Start Loki – with an empty local disk the ingesters rebuilt state from the cleaned bucket, immediately started truncating WAL and no ghost files appeared.
Observe – 72 h later df and du still match; no manual restarts necessary.

A two-liner if you are absolutely sure about the prefixes:

aws s3 rm --recursive s3://loki-boltdb/{boltdb-shipper,index_*/old_schema_prefix,...}

(Use --exclude/--include surgically, or your S3 bill will punish you.)

Why I still think Loki is at fault

A leftover, read-only object in the bucket should not block WAL truncation locally.
Loki never logged an explicit error (“cannot ship block because schema mismatch”).
There is no watchdog that GC’s deleted-but-open files after a grace period.

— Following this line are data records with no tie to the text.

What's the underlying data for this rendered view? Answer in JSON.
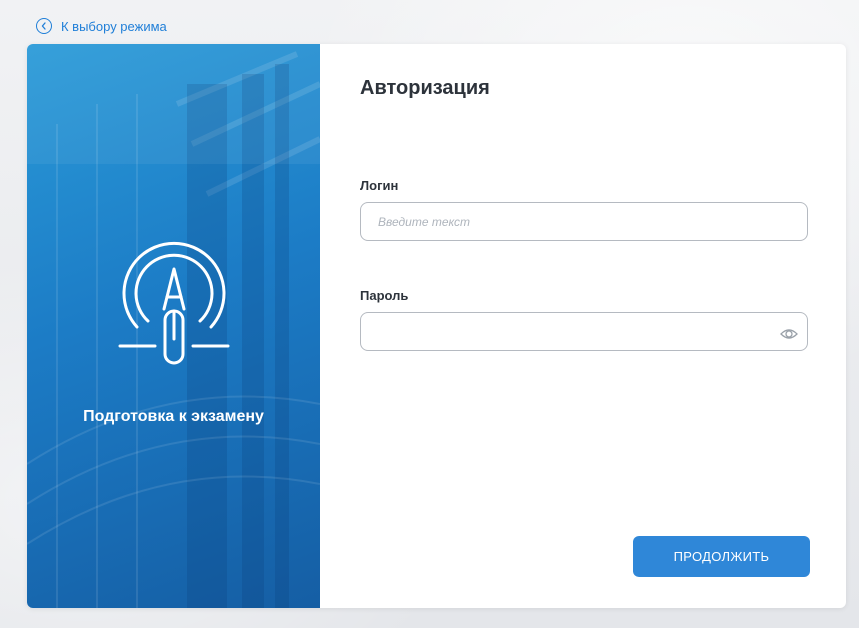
{
  "nav": {
    "back_label": "К выбору режима"
  },
  "mode_panel": {
    "title": "Подготовка к экзамену"
  },
  "auth": {
    "title": "Авторизация",
    "login_label": "Логин",
    "login_placeholder": "Введите текст",
    "login_value": "",
    "password_label": "Пароль",
    "password_value": "",
    "continue_label": "ПРОДОЛЖИТЬ"
  },
  "icons": {
    "back": "chevron-left-circle-icon",
    "mode": "exam-compass-icon",
    "password_toggle": "eye-icon"
  },
  "colors": {
    "accent": "#2f87d8",
    "link": "#1f7fd8",
    "panel": "#1c7cc6"
  }
}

I initially opened a post in the forum. But in the end, I have filed a GitHub issue (Grafana/loki #14914) with a minimal reproducer. Hopefully the compactor/ingester interaction will be hardened in a future release.

Hard-learned lessons & preventive tips

• Always watch inode usage as well as bytes – df -ih will show you leaking file handles long before the volume fills.

• lsof +L1 is your friend; wrap it in a periodic cronjob that pages you when > N MiB are in “(deleted)” state.

• Keep your schema_config history tidy; delete obsolete store prefixes right after migrations.

• Consider setting ingester.wal_cleanup_duration = 24h (3.3+ only) to force WAL truncation even when shipping is stuck.

• Prefer dedicated buckets per env; “prod accidentally keeps dev’s garbage alive” is a real thing.

Wrapping up

df told me the disk was full, du said “not my problem”, and Loki was quietly holding on to ghost WAL segments referencing ancient schema blocks in S3. Deleting the stale data immediately stopped the leak, but the episode exposed an edge case in Loki’s shipper/compactor path that still needs fixing upstream.

Hope this saves you a few evenings of head-scratching. If you hit the same symptom but your bucket looks clean, drop me a comment – I am genuinely curious about other root causes.

Happy logging, and may your df and du always agree!